Configure once after forking / first deploy:

  1. Settings Actions General Workflow permissions → “Read and write permissions”. The bump-version job pushes the version commit via GITHUB_TOKEN; default read-only permissions would block it.

  2. Settings Secrets and variables Actions New repository secretPYPI_API_TOKEN. Generate a project-scoped token at https://pypi.org/manage/account/token/.

  3. No GitHub Environment is needed. The publish-pypi job intentionally does NOT attach environment: pypi — that would make GitHub treat the run as a Deployment and surface a “Deployments” sidebar widget, which is noise alongside the real Release entry.
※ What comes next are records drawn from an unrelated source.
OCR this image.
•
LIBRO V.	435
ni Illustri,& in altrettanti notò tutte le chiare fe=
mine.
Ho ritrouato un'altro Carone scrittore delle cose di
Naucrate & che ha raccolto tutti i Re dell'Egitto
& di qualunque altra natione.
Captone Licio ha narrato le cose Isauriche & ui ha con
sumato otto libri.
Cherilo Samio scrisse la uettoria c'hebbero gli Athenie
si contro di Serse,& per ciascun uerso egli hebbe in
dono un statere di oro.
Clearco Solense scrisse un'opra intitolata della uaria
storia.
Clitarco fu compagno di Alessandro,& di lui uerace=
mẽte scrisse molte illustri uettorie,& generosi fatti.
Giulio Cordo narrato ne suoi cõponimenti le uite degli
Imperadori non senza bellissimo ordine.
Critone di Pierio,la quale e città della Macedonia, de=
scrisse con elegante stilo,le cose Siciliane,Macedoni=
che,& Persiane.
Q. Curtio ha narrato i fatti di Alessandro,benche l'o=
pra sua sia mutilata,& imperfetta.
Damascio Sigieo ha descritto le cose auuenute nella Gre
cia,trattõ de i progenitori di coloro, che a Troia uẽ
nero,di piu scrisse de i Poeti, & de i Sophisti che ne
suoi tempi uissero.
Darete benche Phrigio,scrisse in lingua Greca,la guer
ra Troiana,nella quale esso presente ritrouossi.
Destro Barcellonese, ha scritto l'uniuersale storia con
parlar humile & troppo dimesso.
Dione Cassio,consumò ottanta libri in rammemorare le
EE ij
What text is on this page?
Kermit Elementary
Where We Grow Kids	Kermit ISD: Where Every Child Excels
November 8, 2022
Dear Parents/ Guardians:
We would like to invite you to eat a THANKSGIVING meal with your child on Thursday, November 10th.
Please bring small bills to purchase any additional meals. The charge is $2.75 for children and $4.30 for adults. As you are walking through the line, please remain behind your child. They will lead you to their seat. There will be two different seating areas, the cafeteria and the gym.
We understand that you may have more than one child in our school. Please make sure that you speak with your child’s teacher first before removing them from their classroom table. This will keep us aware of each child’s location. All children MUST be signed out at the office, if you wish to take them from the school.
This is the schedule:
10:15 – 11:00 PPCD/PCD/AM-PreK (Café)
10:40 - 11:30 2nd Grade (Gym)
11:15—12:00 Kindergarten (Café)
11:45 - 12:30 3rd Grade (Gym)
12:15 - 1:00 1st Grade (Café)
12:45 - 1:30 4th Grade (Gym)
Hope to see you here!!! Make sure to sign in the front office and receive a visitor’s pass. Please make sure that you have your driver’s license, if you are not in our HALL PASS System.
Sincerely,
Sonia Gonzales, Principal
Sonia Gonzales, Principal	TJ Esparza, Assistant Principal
Recovering from a failed release

The pipeline is stage-fail-fast. If build-nuitka times out after publish-pypi succeeded:

  • PyPI has the new version. It cannot be re-published with the same version number (PyPI is immutable).

  • GitHub has a draft release at v<version>. It can be deleted: gh release delete v0.1.X --yes.

  • pyproject.toml on main has the new version. The next push to main will bump to the next patch.

So a failed release just “skips” a version number — the gap (v0.1.1 skipped between v0.1.0 and v0.1.2) is cosmetic. Don’t try to recycle the PyPI version; bump to the next number and try again.

Watching a release in progress

gh run watch                              # latest run, any workflow
gh run list --workflow=release.yml -L 5   # last 5 release runs
gh run view <run-id> --log                # all logs
gh run view <run-id> --log-failed         # only failed-step logs

The pipeline’s stages are linear — if bump-version runs but publish-pypi is skipped, look at the bump-version outputs; that’s usually a [skip release] tag triggering the skip path.